Apparemment, les expulsions des Roms par la France continuent avec la même intensité, cependant la France a sensiblement cessé de les qualifier par leur ethnicité.
M. Besson a annoncé que les autorités françaises avaient rapatrié 1 476 Roumains et 227 Bulgares par la force, ajoutant qu’en plus de ceux-ci, 5 086 Roumains et 683 Bulgares avaient accepté une assistance financière pour retourner chez eux.
Paris fournit 300 euros par adulte et 100 euros par enfant pour les familles ayant accepté de retourner dans leur pays natal. Cette tactique a été dénoncée par les groupes de droite comme une forme de corruption, tandis que d’autres ont dit qu’ils fournissaient simplement des « vacances payées » aux Roms et leur permettaient d’acheter un ticket de retour pour la France.
En effet, en tant que citoyens de l’UE, les Roms de Bulgarie et de Roumanie sont libres de retourner en Europe Occidentale, et un ticket de bus coûte environ 80 euros.
Au total, 21 384 étrangers – dont des ressortissants de l’UE – ont été expulsés de la France en neuf mois, a dit M. Besson.
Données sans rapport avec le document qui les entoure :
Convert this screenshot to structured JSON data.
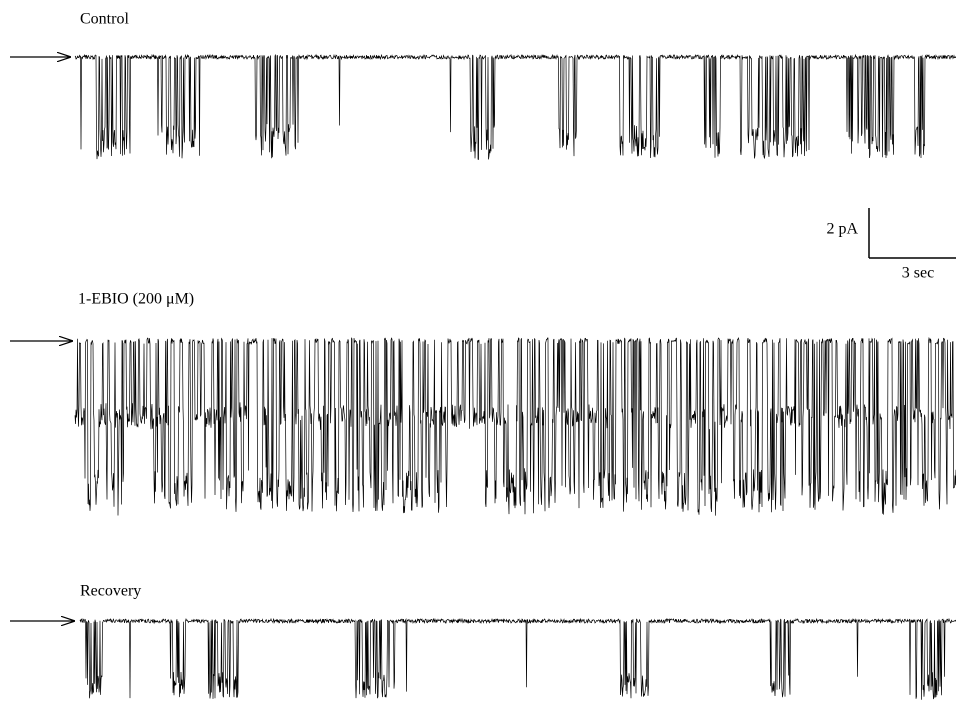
{
  "panels": [
    {
      "label": "Control"
    },
    {
      "label": "1-EBIO (200 μM)"
    },
    {
      "label": "Recovery"
    }
  ],
  "scale_bar": {
    "current": "2 pA",
    "time": "3 sec"
  }
}
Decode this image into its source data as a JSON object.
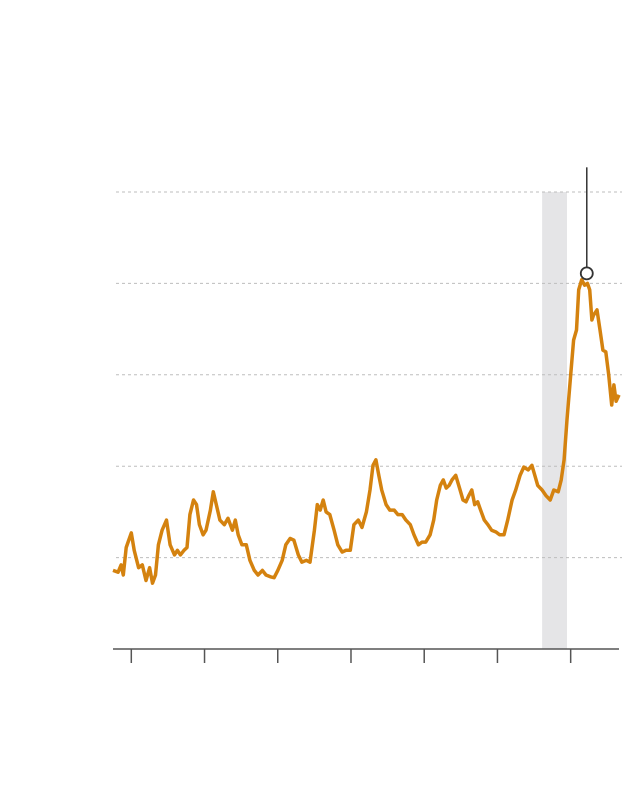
{
  "chart_data": {
    "type": "line",
    "color": "#d4820f",
    "xlim": [
      -0.25,
      6.66
    ],
    "ylim": [
      0,
      5
    ],
    "xticks": [
      0,
      1,
      2,
      3,
      4,
      5,
      6
    ],
    "yticks": [
      1,
      2,
      3,
      4,
      5
    ],
    "grid": true,
    "shade": [
      5.61,
      5.95
    ],
    "marker": {
      "x": 6.22,
      "y": 4.11,
      "leader_top": 5.27
    },
    "x": [
      -0.25,
      -0.18,
      -0.14,
      -0.11,
      -0.07,
      0,
      0.04,
      0.1,
      0.15,
      0.2,
      0.25,
      0.29,
      0.33,
      0.37,
      0.42,
      0.48,
      0.53,
      0.59,
      0.63,
      0.67,
      0.72,
      0.76,
      0.8,
      0.85,
      0.89,
      0.93,
      0.98,
      1.02,
      1.08,
      1.12,
      1.16,
      1.21,
      1.27,
      1.32,
      1.38,
      1.42,
      1.46,
      1.51,
      1.57,
      1.62,
      1.68,
      1.73,
      1.79,
      1.84,
      1.9,
      1.95,
      2.0,
      2.06,
      2.11,
      2.17,
      2.22,
      2.28,
      2.33,
      2.39,
      2.44,
      2.5,
      2.54,
      2.58,
      2.62,
      2.66,
      2.71,
      2.77,
      2.82,
      2.88,
      2.93,
      2.99,
      3.04,
      3.1,
      3.15,
      3.21,
      3.26,
      3.3,
      3.34,
      3.38,
      3.42,
      3.48,
      3.53,
      3.59,
      3.64,
      3.7,
      3.75,
      3.81,
      3.86,
      3.92,
      3.97,
      4.02,
      4.08,
      4.13,
      4.17,
      4.22,
      4.26,
      4.3,
      4.34,
      4.38,
      4.43,
      4.49,
      4.53,
      4.57,
      4.61,
      4.65,
      4.69,
      4.73,
      4.77,
      4.82,
      4.87,
      4.92,
      4.98,
      5.03,
      5.09,
      5.14,
      5.2,
      5.25,
      5.31,
      5.36,
      5.42,
      5.47,
      5.51,
      5.55,
      5.61,
      5.66,
      5.72,
      5.77,
      5.83,
      5.87,
      5.91,
      5.95,
      6.0,
      6.04,
      6.08,
      6.11,
      6.15,
      6.19,
      6.23,
      6.26,
      6.29,
      6.31,
      6.36,
      6.4,
      6.44,
      6.48,
      6.52,
      6.56,
      6.59,
      6.62,
      6.66
    ],
    "values": [
      0.86,
      0.84,
      0.92,
      0.81,
      1.11,
      1.27,
      1.08,
      0.89,
      0.92,
      0.75,
      0.89,
      0.72,
      0.81,
      1.14,
      1.3,
      1.41,
      1.14,
      1.03,
      1.08,
      1.03,
      1.08,
      1.11,
      1.47,
      1.63,
      1.58,
      1.36,
      1.25,
      1.3,
      1.52,
      1.72,
      1.58,
      1.41,
      1.36,
      1.43,
      1.3,
      1.41,
      1.25,
      1.14,
      1.14,
      0.97,
      0.86,
      0.81,
      0.86,
      0.81,
      0.79,
      0.78,
      0.86,
      0.97,
      1.14,
      1.21,
      1.19,
      1.03,
      0.95,
      0.97,
      0.95,
      1.3,
      1.58,
      1.52,
      1.63,
      1.5,
      1.47,
      1.3,
      1.14,
      1.06,
      1.08,
      1.08,
      1.36,
      1.41,
      1.33,
      1.5,
      1.74,
      2.01,
      2.07,
      1.9,
      1.74,
      1.58,
      1.52,
      1.52,
      1.47,
      1.47,
      1.41,
      1.36,
      1.25,
      1.14,
      1.17,
      1.17,
      1.25,
      1.41,
      1.63,
      1.79,
      1.85,
      1.76,
      1.79,
      1.85,
      1.9,
      1.74,
      1.63,
      1.61,
      1.68,
      1.74,
      1.58,
      1.61,
      1.52,
      1.41,
      1.36,
      1.3,
      1.28,
      1.25,
      1.25,
      1.41,
      1.63,
      1.74,
      1.9,
      1.99,
      1.96,
      2.01,
      1.9,
      1.79,
      1.74,
      1.68,
      1.63,
      1.74,
      1.72,
      1.85,
      2.07,
      2.51,
      3.0,
      3.38,
      3.49,
      3.93,
      4.04,
      3.98,
      4.0,
      3.93,
      3.6,
      3.65,
      3.71,
      3.49,
      3.27,
      3.25,
      3.0,
      2.67,
      2.89,
      2.71,
      2.78
    ]
  }
}
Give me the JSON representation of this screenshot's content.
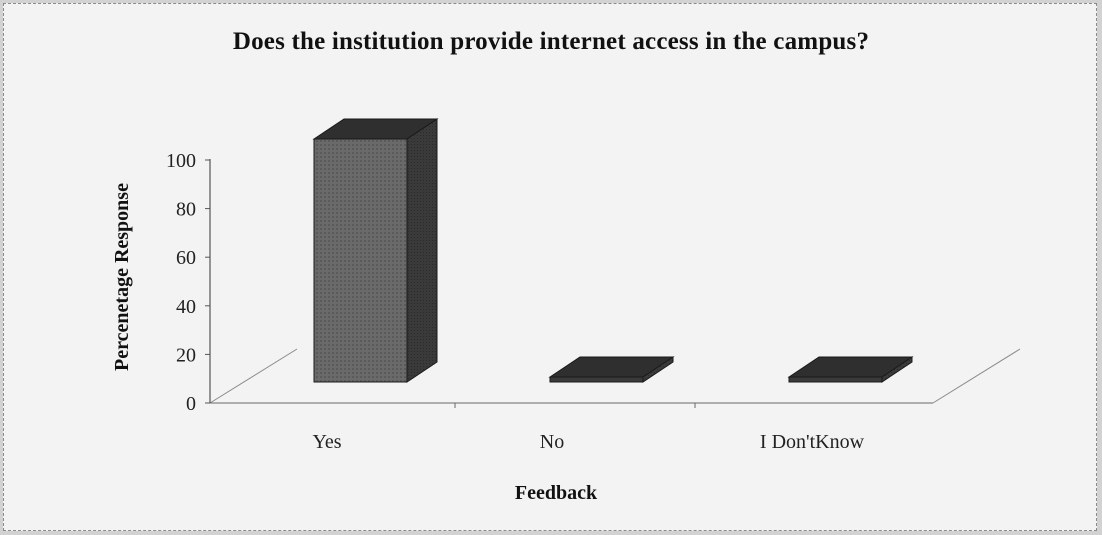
{
  "chart_data": {
    "type": "bar",
    "title": "Does the institution provide internet access in the campus?",
    "xlabel": "Feedback",
    "ylabel": "Percenetage Response",
    "categories": [
      "Yes",
      "No",
      "I Don'tKnow"
    ],
    "values": [
      100,
      0,
      0
    ],
    "ylim": [
      0,
      100
    ],
    "yticks": [
      0,
      20,
      40,
      60,
      80,
      100
    ],
    "ytick_labels": [
      "0",
      "20",
      "40",
      "60",
      "80",
      "100"
    ],
    "grid": false,
    "legend": "none",
    "bar_color": "#5a5a5a"
  }
}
De ceux-ci, les Bulgares et les Roumains furent les mieux disposés à accepter une assistance financière.
M. Besson a dit que 2010 n’avait pas marqué un changement important dans les expulsions, mais il a admis « une accélération » des expulsions des « Roms nomades » en situation irrégulière en août et en septembre.
Le changement de vocabulaire semble marquer un changement de tactique après que la France a été fortement critiquée par la Commission européenne pour discrimination contre les Roms dans sa politique d’expulsion.
M. Besson n’a seulement fait référence à ceux qui ont été expulsés par leur nationalité et le terme « nomades », qui désigne un mode de vie et non une ethnicité.
Il y a un an et demi, l’Italie a évité les critiques de la Commission pour discrimination à l’encontre des Roms dans une campagne de prise d’empreintes digitales ciblée sur le groupe ethnique. La raison de ceci, a expliqué le porte-parole de la Commission, en est que l’administration italienne a qualifié les Roms de « nomades ».